Poland holds off on abortion ruling amid huge protests
The standoff with the women-led protesters has become critical for the ruling Law & Justice party, which has also labelled the gay community an enemy
Warsaw — Poland’s government is stalling the implementation of a high court ruling that effectively bans abortion amid some of the biggest street protests since the fall of Communism.
Though the political climate is tense, this appears to be a tactical slowdown aimed at avoiding a new flare-up in demonstrations at a time the government is considering more lockdown measures. Verdicts become binding after they’re printed in a government gazette and the cabinet had until November 2 to publish a ruling that further tightens one of Europe’s strictest laws on ending pregnancies.
“There’s discussion about the president’s proposal and it’s good to give yourself some time for dialogue and to work out a new position,” Michal Dworczyk, the head of the prime minister’s chancellery, told broadcaster TVN24 on Tuesday.
The standoff with the women-led protesters has become a critical moment for the ruling Law & Justice party that’s been taking control over all facets of society in the name of ordinary Poles and Catholic traditions. The party has also managed to label the gay community and increasingly the country’s partners in the EU as enemies.
While the government has asked people to stay indoors and banned mass gatherings to slow the spread of the coronavirus, that hasn’t stopped pro-choice women from taking to the streets. Law & Justice party has lost about a quarter of its supporters as the tussle over civil liberties drags on.
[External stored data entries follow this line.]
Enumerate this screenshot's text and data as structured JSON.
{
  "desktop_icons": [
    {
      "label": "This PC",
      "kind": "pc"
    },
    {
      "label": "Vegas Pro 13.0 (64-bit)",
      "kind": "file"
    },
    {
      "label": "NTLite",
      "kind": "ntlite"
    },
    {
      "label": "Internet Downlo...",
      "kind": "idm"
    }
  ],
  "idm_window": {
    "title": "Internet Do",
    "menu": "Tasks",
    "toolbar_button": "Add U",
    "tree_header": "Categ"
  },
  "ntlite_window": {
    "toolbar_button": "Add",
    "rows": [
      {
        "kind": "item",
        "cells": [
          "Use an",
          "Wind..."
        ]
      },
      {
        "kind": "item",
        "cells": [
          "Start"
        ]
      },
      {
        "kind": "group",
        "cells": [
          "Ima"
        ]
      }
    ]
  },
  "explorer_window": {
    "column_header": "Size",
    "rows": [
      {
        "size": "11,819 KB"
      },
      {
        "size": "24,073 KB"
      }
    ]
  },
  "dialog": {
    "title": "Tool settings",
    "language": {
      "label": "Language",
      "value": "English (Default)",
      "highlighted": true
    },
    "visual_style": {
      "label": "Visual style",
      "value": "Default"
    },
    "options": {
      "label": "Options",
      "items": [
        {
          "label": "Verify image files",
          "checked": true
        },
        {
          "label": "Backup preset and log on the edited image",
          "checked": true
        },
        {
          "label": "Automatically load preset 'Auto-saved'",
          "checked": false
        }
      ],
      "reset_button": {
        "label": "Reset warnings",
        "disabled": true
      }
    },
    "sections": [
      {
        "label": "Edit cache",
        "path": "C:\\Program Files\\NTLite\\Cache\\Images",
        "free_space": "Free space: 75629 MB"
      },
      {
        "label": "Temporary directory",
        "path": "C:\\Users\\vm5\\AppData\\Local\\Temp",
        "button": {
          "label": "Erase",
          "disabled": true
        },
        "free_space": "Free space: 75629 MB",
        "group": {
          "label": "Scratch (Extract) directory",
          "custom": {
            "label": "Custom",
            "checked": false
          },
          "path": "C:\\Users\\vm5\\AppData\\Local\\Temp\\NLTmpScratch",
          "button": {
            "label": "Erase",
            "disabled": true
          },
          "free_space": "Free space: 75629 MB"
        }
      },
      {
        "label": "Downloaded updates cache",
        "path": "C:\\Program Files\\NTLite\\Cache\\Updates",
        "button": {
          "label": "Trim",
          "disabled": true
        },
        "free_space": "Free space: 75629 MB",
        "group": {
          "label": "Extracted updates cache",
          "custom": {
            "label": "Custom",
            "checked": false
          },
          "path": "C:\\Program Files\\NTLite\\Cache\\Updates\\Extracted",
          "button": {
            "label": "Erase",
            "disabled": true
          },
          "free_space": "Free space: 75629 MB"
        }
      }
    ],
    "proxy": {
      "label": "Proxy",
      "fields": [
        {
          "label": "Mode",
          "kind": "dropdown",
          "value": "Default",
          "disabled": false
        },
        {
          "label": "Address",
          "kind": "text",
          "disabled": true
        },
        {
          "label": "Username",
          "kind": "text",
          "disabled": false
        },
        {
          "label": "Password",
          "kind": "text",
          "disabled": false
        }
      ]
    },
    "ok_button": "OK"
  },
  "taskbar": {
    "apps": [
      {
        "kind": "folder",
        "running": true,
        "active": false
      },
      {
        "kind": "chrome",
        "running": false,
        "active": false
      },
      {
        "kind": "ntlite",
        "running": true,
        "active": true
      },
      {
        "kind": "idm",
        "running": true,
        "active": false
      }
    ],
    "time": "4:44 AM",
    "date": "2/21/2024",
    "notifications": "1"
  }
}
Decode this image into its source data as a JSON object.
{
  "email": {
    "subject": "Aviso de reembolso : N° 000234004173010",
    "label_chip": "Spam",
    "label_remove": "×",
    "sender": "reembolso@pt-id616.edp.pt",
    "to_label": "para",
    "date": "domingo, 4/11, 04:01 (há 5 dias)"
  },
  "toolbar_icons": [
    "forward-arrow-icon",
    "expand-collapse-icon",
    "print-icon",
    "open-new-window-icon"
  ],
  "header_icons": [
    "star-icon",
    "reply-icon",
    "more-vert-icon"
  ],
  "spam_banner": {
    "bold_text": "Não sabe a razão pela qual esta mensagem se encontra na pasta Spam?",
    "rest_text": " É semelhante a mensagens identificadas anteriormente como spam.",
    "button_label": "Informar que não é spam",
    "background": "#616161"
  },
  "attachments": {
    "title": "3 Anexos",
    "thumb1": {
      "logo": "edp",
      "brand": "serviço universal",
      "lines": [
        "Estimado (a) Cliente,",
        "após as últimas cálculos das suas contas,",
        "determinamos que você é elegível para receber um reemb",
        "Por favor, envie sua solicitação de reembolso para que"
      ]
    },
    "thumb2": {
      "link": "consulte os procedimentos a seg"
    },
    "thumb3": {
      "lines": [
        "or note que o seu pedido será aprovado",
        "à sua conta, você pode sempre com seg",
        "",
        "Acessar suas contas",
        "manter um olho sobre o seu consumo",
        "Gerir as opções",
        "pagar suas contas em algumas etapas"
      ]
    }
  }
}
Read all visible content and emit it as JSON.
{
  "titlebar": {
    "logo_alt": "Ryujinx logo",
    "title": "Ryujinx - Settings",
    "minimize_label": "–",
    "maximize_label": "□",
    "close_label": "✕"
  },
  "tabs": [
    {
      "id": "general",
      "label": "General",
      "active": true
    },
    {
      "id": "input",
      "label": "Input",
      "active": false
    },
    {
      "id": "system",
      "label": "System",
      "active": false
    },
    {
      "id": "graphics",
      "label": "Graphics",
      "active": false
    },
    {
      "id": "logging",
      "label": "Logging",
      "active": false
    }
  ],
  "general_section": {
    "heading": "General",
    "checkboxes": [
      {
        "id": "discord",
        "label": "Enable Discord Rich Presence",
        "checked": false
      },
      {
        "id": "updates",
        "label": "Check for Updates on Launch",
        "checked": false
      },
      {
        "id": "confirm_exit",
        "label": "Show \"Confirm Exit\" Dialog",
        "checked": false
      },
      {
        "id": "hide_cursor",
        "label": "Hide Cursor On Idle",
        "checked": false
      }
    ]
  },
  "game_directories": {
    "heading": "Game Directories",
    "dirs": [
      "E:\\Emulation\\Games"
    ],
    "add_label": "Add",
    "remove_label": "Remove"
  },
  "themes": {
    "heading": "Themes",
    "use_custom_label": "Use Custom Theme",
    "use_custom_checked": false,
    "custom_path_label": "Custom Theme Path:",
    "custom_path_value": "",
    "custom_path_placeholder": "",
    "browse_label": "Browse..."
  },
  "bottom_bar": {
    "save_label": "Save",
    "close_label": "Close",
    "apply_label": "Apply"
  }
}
The cabinet has in the past delayed publications of rulings it disagreed with, but this time the move appears aimed at avoiding an escalation that could stoke even bigger demonstrations. Last Friday, at least 100,000 people marched through Warsaw and more than 500,000 protested across the country.
“This delay looks like they’re playing for time and waiting for the protesters to tire,” said Olgierd Annusewicz, a political scientist at Warsaw University. “It’s looks like grassroots protests aren’t fading, for now.”
President Andrzej Duda has proposed legislation to soften the effect of the court’s verdict in the hopes of finding a political solution.
But his draft law was rejected by a number of ruling-party backbenchers, most of the opposition as well as the protesters, many of who want a return of the nearly three-decade-long status quo on abortion. The ruling party on Tuesday delayed the next parliamentary sitting, during which the bill may be debated, to mid-November.